Common ploy by hosts in the past has been to crack the final, critical issues in smaller groups of as few as five of the most relevant, affected or powerful countries
By Gerard Wynn in Paris
Climate talks in Paris may enter a new phase on Thursday, after all-night talks ended without further progress.
The French president of the talks, foreign minister Laurent Fabius, could now signal a change of tack, and take closer control.
The two-week Paris conference is meant to conclude on Friday with a new global agreement on climate change, to put in place a long-term process to cut and ultimately eliminate greenhouse gas emissions.
The three main outstanding bottlenecks are, first, how to share responsibility for tackling climate change between developed and developing countries, called “differentiation”.
Second, how to raise the necessary finance to build low-carbon infrastructure and protect more vulnerable nations; and third the overall ambition of the agreement, including a long-term goal.

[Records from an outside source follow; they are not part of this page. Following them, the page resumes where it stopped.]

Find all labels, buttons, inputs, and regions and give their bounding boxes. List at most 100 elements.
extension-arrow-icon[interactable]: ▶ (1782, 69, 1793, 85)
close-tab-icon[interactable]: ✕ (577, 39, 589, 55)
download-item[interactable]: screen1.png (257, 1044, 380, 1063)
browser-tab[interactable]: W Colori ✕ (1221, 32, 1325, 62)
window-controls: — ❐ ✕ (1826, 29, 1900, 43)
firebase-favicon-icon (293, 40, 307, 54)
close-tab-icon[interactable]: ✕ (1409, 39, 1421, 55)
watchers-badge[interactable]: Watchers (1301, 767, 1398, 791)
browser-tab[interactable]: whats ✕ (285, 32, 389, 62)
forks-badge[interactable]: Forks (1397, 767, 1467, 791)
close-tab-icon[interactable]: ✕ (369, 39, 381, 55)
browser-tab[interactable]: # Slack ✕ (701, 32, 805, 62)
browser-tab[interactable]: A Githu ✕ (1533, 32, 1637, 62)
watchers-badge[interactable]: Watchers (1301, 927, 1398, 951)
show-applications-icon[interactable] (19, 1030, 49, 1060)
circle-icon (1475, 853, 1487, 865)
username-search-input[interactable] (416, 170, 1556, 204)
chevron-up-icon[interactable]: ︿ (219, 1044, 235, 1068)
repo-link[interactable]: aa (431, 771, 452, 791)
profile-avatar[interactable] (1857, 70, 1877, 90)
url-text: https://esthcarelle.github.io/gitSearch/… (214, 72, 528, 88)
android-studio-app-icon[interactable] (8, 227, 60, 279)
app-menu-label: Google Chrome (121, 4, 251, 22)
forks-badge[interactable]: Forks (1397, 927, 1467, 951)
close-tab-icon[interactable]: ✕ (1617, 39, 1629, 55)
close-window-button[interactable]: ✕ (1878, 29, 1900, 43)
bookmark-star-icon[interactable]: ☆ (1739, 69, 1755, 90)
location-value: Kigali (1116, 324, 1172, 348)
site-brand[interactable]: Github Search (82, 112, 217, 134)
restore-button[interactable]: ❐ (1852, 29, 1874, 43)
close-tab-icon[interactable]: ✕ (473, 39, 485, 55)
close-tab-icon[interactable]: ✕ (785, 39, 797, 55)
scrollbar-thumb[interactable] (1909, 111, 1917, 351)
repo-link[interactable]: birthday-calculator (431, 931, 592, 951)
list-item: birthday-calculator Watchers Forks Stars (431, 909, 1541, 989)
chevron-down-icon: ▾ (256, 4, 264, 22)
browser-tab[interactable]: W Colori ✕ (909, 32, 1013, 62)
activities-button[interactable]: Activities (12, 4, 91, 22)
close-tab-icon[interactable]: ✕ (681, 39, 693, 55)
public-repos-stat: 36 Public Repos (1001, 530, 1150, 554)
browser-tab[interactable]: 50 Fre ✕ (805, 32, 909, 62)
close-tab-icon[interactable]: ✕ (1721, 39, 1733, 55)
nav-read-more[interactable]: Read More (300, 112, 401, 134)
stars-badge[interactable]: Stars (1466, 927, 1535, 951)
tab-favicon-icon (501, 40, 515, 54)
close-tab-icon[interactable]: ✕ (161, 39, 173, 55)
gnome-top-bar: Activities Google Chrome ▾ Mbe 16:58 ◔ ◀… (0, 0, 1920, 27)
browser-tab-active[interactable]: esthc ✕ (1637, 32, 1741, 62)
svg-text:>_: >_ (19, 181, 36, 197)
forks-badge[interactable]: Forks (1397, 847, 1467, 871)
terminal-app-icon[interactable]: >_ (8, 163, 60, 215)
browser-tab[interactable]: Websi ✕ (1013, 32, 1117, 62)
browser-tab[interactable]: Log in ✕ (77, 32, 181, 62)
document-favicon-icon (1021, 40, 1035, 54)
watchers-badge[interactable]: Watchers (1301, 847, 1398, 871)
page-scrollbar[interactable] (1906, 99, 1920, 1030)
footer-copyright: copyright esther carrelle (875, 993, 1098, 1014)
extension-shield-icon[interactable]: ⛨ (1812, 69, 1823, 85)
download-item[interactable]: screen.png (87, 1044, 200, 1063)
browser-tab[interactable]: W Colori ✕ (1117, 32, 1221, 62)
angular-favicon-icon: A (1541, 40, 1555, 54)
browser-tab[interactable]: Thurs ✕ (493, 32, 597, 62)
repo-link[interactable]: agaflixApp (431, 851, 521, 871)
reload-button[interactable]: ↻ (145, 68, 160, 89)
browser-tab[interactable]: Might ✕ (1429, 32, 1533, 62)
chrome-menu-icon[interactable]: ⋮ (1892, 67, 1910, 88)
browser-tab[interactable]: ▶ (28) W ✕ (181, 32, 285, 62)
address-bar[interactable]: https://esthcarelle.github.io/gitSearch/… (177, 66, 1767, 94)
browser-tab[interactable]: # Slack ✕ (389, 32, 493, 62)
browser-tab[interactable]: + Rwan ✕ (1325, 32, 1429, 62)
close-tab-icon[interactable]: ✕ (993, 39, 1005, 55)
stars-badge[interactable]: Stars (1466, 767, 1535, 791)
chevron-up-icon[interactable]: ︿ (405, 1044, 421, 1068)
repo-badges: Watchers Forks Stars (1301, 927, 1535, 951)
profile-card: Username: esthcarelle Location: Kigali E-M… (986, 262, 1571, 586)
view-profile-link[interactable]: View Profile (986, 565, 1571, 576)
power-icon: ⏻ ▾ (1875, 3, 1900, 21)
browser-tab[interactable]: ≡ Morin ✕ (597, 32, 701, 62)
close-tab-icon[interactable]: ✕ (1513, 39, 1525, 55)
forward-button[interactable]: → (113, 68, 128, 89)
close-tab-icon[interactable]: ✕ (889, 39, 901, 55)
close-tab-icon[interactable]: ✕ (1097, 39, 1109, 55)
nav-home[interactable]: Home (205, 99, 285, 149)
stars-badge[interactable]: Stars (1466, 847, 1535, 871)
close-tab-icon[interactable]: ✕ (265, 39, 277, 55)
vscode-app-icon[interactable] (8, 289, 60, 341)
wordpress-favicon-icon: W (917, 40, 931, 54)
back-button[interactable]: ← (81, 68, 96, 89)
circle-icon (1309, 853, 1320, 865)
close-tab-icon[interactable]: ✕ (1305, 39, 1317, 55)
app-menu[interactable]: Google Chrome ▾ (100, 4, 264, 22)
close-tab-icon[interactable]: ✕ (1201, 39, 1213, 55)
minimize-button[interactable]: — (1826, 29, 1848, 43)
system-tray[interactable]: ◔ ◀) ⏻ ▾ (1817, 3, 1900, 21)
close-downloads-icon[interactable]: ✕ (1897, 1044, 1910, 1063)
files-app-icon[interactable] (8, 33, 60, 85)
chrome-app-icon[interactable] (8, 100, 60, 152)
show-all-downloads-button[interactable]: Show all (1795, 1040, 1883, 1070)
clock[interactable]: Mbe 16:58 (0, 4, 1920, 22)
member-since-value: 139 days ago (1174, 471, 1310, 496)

The Paris talks are a result of four years of direct negotiations on this agreement, and more than two decades of global talks on climate change under the United Nations.
Past climate conferences have famously, repeatedly, gone to the wire.
A common ploy by national hosts in the past has been to crack the final, critical issues in smaller groups of as few as five of the most relevant, affected or powerful countries.
That is a risky approach, for sure, given that UN agreements are made by consensus: nations are suspicious of having decisions forced upon them.
Most famously, the last major conference in Copenhagen in 2009 collapsed after the Danish hosts sprang upon a bad-tempered summit a surprise text, which they had composed themselves.
However, the climate talks in Paris could not be more different: the French hosts have accumulated, thus far, unanimous praise and goodwill for their tact and diplomacy.
Fabius, president of the talks, may therefore be emboldened to convene, himself, smaller groups of countries to resolve the final sticking points, and push the conference to a final agreement.
Thus far this week, the talks have involved many or all nations, negotiating in separate sessions on the seven main aspects of a prospective agreement, with each session led by ministers from many different nations.
On Wednesday night, the talks divided in two, with up to 100 ministers negotiating directly with each other.
Given the lack of progress using that mass approach, the French hosts may now take control, and chair smaller groups of nations themselves, to clear the three main outstanding hurdles, on differentiation, finance and ambition.
That approach could help smooth differences, given that the three remaining problems are tangled, each depending on the other, and so may be best resolved by discussing in concert, rather than separately.
Such a new phase would be entirely in keeping with the process historically, rather than a cause for alarm, and given the harmonious atmosphere to date in Paris, could break the impasse.